5 Questions to ask Managed Service Providers

7 months ago | by Chris O'Brien

Questions to ask Managed Service Providers

Choosing a managed service provider (MSP) is a very important business decision. A right choice helps a business grow however likewise, a poor one can leave you exposed to security threats and waste your money.

The right approach is to compare several potential choices and ask the right questions to make an informed decision. We have put together six simple and practical questions that you can ask your managed service provider (MSP), to make sure they’re protecting your system and your data. They are:

1. Are you implementing better practice cyber security?

Managed service providers can demonstrate they are implementing better practice cyber security to protect themselves and their customers by implementing the Australian Cyber Security Centre’s (ACSC) “Essential Eight”. These are: Application control, Patch applications, Configure Microsoft Office macro settings, User application hardening, Restrict administrative privileges, Patch operating systems, Multi-factor authentication and daily backups.

2. Are you securely administering your systems and services?
Managed service providers more often then not, have privileged access to your business systems, and so it is vital they manage them in a secure manner.

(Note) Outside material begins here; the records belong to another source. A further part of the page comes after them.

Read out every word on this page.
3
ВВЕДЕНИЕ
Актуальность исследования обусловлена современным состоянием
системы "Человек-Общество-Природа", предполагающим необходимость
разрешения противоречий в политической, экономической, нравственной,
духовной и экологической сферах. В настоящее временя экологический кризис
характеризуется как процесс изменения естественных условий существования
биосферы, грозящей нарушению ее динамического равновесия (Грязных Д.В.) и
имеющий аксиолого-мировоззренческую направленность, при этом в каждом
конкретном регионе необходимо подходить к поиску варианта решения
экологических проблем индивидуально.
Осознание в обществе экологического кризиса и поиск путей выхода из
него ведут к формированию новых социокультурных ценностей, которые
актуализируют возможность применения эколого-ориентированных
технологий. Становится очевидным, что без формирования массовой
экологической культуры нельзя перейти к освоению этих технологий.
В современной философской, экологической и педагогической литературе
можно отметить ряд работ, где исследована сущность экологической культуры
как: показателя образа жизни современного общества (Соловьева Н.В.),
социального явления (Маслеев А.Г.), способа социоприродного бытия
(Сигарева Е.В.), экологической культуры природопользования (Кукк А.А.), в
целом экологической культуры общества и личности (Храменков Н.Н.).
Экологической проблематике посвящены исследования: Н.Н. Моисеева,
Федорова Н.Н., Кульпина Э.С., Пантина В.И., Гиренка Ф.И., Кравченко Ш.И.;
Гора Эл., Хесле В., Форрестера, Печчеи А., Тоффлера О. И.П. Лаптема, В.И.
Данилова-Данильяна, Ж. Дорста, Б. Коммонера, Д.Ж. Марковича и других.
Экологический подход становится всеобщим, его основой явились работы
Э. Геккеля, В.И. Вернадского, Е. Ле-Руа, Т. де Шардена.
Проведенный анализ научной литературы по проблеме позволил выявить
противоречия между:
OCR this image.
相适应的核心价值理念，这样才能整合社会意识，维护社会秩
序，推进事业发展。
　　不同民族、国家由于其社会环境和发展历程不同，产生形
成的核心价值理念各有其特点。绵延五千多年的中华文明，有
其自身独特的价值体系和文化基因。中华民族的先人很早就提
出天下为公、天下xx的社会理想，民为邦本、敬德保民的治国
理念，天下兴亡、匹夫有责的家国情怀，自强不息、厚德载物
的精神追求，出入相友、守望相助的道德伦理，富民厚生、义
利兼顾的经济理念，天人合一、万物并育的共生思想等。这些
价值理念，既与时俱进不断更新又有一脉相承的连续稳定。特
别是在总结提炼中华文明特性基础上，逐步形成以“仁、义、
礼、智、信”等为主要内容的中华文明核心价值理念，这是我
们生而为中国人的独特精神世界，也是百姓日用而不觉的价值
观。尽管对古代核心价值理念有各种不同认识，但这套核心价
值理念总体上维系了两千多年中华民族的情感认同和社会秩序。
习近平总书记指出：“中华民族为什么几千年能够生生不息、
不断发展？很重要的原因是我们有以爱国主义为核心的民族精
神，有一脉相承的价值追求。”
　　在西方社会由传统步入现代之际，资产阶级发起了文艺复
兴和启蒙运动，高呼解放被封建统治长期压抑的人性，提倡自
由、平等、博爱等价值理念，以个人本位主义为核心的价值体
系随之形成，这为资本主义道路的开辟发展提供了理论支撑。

3. Are you monitoring activity on your systems and services?
Most business owners and staff have poor visibility when it comes to the usage activity occurring on their systems. Good visibility is critical in detecting and responding cyber attacks.

4. Are you regularly assessing your systems and services?
This one is often missed by managed service providers. We think a good choice managed service provider is one that is aware of, and appropriately risk manage, security vulnerabilities in their own systems and services.

5. Are you prepared for, and able to respond to, cyber security incidents?
Experiencing a cyber security incident is not a question of if but when, and when it happens you need to ensure your managed service provider has the specialists that will be required to contain the incident and remediate any vulnerabilities that were exploited.